Change is coming to the U.S. Marine Corps. For decades, the service pinballed between two different roles, serving as an amphibious “second land army” in both world wars, but specializing in counter-insurgency and police action for most of the rest of its history. In two recent documents — the Commandant’s Planning Guidance and Force Design 2030 — the Marine Corps officially embraced support to fleet operations as its preeminent purpose. The Marine Corps seeks to enable the U.S. Navy’s access to contested areas and support the penetration of adversary air and maritime defenses while simultaneously disrupting enemy efforts to threaten the U.S. fleet. Operationally, the Marine Corps’ concept for expeditionary advanced base operations calls for a dispersal of the force. This creates the potential to dismantle Marine air-ground task forces — the most hallowed organizing principle in modern Marine doctrine and culture.

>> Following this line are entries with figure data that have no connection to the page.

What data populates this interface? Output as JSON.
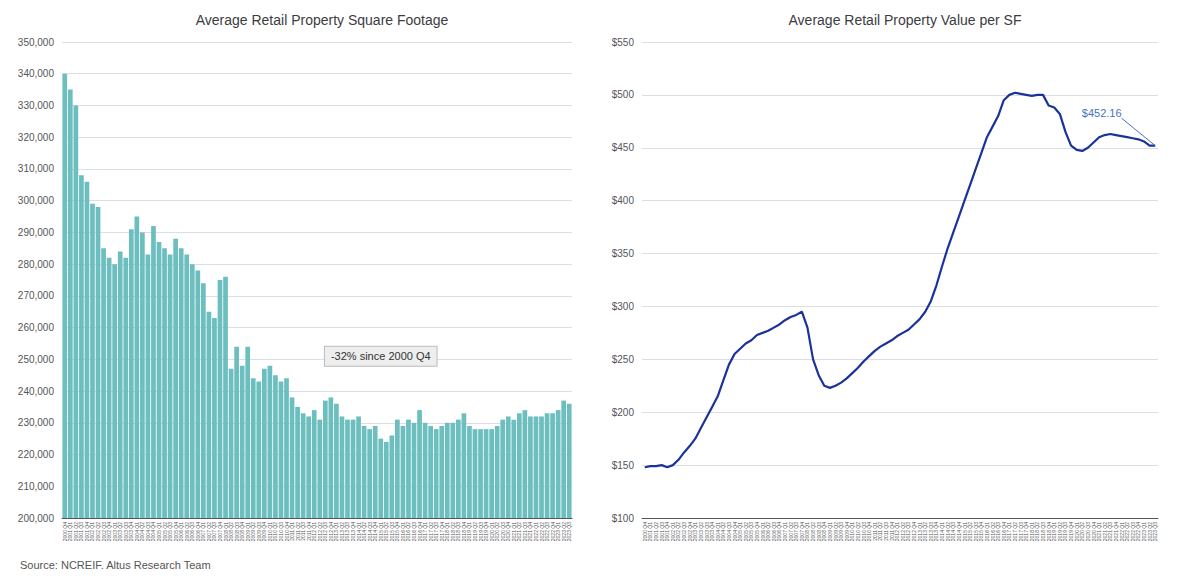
{
  "chart_data": [
    {
      "type": "bar",
      "title": "Average Retail Property Square Footage",
      "color": "#6dbfbf",
      "grid": true,
      "categories": [
        "2000 Q4",
        "2001 Q1",
        "2001 Q2",
        "2001 Q3",
        "2001 Q4",
        "2002 Q1",
        "2002 Q2",
        "2002 Q3",
        "2002 Q4",
        "2003 Q1",
        "2003 Q2",
        "2003 Q3",
        "2003 Q4",
        "2004 Q1",
        "2004 Q2",
        "2004 Q3",
        "2004 Q4",
        "2005 Q1",
        "2005 Q2",
        "2005 Q3",
        "2005 Q4",
        "2006 Q1",
        "2006 Q2",
        "2006 Q3",
        "2006 Q4",
        "2007 Q1",
        "2007 Q2",
        "2007 Q3",
        "2007 Q4",
        "2008 Q1",
        "2008 Q2",
        "2008 Q3",
        "2008 Q4",
        "2009 Q1",
        "2009 Q2",
        "2009 Q3",
        "2009 Q4",
        "2010 Q1",
        "2010 Q2",
        "2010 Q3",
        "2010 Q4",
        "2011 Q1",
        "2011 Q2",
        "2011 Q3",
        "2011 Q4",
        "2012 Q1",
        "2012 Q2",
        "2012 Q3",
        "2012 Q4",
        "2013 Q1",
        "2013 Q2",
        "2013 Q3",
        "2013 Q4",
        "2014 Q1",
        "2014 Q2",
        "2014 Q3",
        "2014 Q4",
        "2015 Q1",
        "2015 Q2",
        "2015 Q3",
        "2015 Q4",
        "2016 Q1",
        "2016 Q2",
        "2016 Q3",
        "2016 Q4",
        "2017 Q1",
        "2017 Q2",
        "2017 Q3",
        "2017 Q4",
        "2018 Q1",
        "2018 Q2",
        "2018 Q3",
        "2018 Q4",
        "2019 Q1",
        "2019 Q2",
        "2019 Q3",
        "2019 Q4",
        "2020 Q1",
        "2020 Q2",
        "2020 Q3",
        "2020 Q4",
        "2021 Q1",
        "2021 Q2",
        "2021 Q3",
        "2021 Q4",
        "2022 Q1",
        "2022 Q2",
        "2022 Q3",
        "2022 Q4",
        "2023 Q1",
        "2023 Q2",
        "2023 Q3"
      ],
      "values": [
        340000,
        335000,
        330000,
        308000,
        306000,
        299000,
        298000,
        285000,
        282000,
        280000,
        284000,
        282000,
        291000,
        295000,
        290000,
        283000,
        292000,
        287000,
        285000,
        283000,
        288000,
        285000,
        283000,
        280000,
        278000,
        274000,
        265000,
        263000,
        275000,
        276000,
        247000,
        254000,
        248000,
        254000,
        244000,
        243000,
        247000,
        248000,
        245000,
        243000,
        244000,
        238000,
        235000,
        233000,
        232000,
        234000,
        231000,
        237000,
        238000,
        236000,
        232000,
        231000,
        231000,
        232000,
        229000,
        228000,
        229000,
        225000,
        224000,
        226000,
        231000,
        229000,
        231000,
        230000,
        234000,
        230000,
        229000,
        228000,
        229000,
        230000,
        230000,
        231000,
        233000,
        229000,
        228000,
        228000,
        228000,
        228000,
        229000,
        231000,
        232000,
        231000,
        233000,
        234000,
        232000,
        232000,
        232000,
        233000,
        233000,
        234000,
        237000,
        236000
      ],
      "ylim": [
        200000,
        350000
      ],
      "yticks": [
        {
          "value": 200000,
          "label": "200,000"
        },
        {
          "value": 210000,
          "label": "210,000"
        },
        {
          "value": 220000,
          "label": "220,000"
        },
        {
          "value": 230000,
          "label": "230,000"
        },
        {
          "value": 240000,
          "label": "240,000"
        },
        {
          "value": 250000,
          "label": "250,000"
        },
        {
          "value": 260000,
          "label": "260,000"
        },
        {
          "value": 270000,
          "label": "270,000"
        },
        {
          "value": 280000,
          "label": "280,000"
        },
        {
          "value": 290000,
          "label": "290,000"
        },
        {
          "value": 300000,
          "label": "300,000"
        },
        {
          "value": 310000,
          "label": "310,000"
        },
        {
          "value": 320000,
          "label": "320,000"
        },
        {
          "value": 330000,
          "label": "330,000"
        },
        {
          "value": 340000,
          "label": "340,000"
        },
        {
          "value": 350000,
          "label": "350,000"
        }
      ],
      "annotations": [
        {
          "text": "-32% since 2000 Q4",
          "x": "2015 Q1",
          "y": 251000
        }
      ]
    },
    {
      "type": "line",
      "title": "Average Retail Property Value per SF",
      "color": "#1a3399",
      "grid": true,
      "categories": [
        "2000 Q4",
        "2001 Q1",
        "2001 Q2",
        "2001 Q3",
        "2001 Q4",
        "2002 Q1",
        "2002 Q2",
        "2002 Q3",
        "2002 Q4",
        "2003 Q1",
        "2003 Q2",
        "2003 Q3",
        "2003 Q4",
        "2004 Q1",
        "2004 Q2",
        "2004 Q3",
        "2004 Q4",
        "2005 Q1",
        "2005 Q2",
        "2005 Q3",
        "2005 Q4",
        "2006 Q1",
        "2006 Q2",
        "2006 Q3",
        "2006 Q4",
        "2007 Q1",
        "2007 Q2",
        "2007 Q3",
        "2007 Q4",
        "2008 Q1",
        "2008 Q2",
        "2008 Q3",
        "2008 Q4",
        "2009 Q1",
        "2009 Q2",
        "2009 Q3",
        "2009 Q4",
        "2010 Q1",
        "2010 Q2",
        "2010 Q3",
        "2010 Q4",
        "2011 Q1",
        "2011 Q2",
        "2011 Q3",
        "2011 Q4",
        "2012 Q1",
        "2012 Q2",
        "2012 Q3",
        "2012 Q4",
        "2013 Q1",
        "2013 Q2",
        "2013 Q3",
        "2013 Q4",
        "2014 Q1",
        "2014 Q2",
        "2014 Q3",
        "2014 Q4",
        "2015 Q1",
        "2015 Q2",
        "2015 Q3",
        "2015 Q4",
        "2016 Q1",
        "2016 Q2",
        "2016 Q3",
        "2016 Q4",
        "2017 Q1",
        "2017 Q2",
        "2017 Q3",
        "2017 Q4",
        "2018 Q1",
        "2018 Q2",
        "2018 Q3",
        "2018 Q4",
        "2019 Q1",
        "2019 Q2",
        "2019 Q3",
        "2019 Q4",
        "2020 Q1",
        "2020 Q2",
        "2020 Q3",
        "2020 Q4",
        "2021 Q1",
        "2021 Q2",
        "2021 Q3",
        "2021 Q4",
        "2022 Q1",
        "2022 Q2",
        "2022 Q3",
        "2022 Q4",
        "2023 Q1",
        "2023 Q2",
        "2023 Q3"
      ],
      "values": [
        148,
        149,
        149,
        150,
        148,
        150,
        155,
        162,
        168,
        175,
        185,
        195,
        205,
        215,
        230,
        245,
        255,
        260,
        265,
        268,
        273,
        275,
        277,
        280,
        283,
        287,
        290,
        292,
        295,
        280,
        250,
        235,
        225,
        223,
        225,
        228,
        232,
        237,
        242,
        248,
        253,
        258,
        262,
        265,
        268,
        272,
        275,
        278,
        283,
        288,
        295,
        305,
        320,
        338,
        355,
        370,
        385,
        400,
        415,
        430,
        445,
        460,
        470,
        480,
        495,
        500,
        502,
        501,
        500,
        499,
        500,
        500,
        490,
        488,
        482,
        465,
        452,
        448,
        447,
        450,
        455,
        460,
        462,
        463,
        462,
        461,
        460,
        459,
        458,
        456,
        452,
        452
      ],
      "ylim": [
        100,
        550
      ],
      "yticks": [
        {
          "value": 100,
          "label": "$100"
        },
        {
          "value": 150,
          "label": "$150"
        },
        {
          "value": 200,
          "label": "$200"
        },
        {
          "value": 250,
          "label": "$250"
        },
        {
          "value": 300,
          "label": "$300"
        },
        {
          "value": 350,
          "label": "$350"
        },
        {
          "value": 400,
          "label": "$400"
        },
        {
          "value": 450,
          "label": "$450"
        },
        {
          "value": 500,
          "label": "$500"
        },
        {
          "value": 550,
          "label": "$550"
        }
      ],
      "annotations": [
        {
          "text": "$452.16",
          "x": "2022 Q1",
          "y": 478,
          "point": {
            "x": "2023 Q3",
            "y": 452
          }
        }
      ]
    }
  ],
  "source": "Source: NCREIF. Altus Research Team"
}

U.S. Special Operations Command should take a keen interest in the modernization efforts of the Marine Corps. They serve as a live-action case study for dramatic organizational change — the sort of change that Special Operations Command may now be expected to enact. The public dialogue among relatively junior marine officers also exemplifies the bottom-up driven debate about the future of the service that the special operations community should seek to emulate. Finally, the Marine Corps’ new concept is likely to require significant special operations support, and the two commands should craft a symbiotic relationship as they compete and prepare for conflict.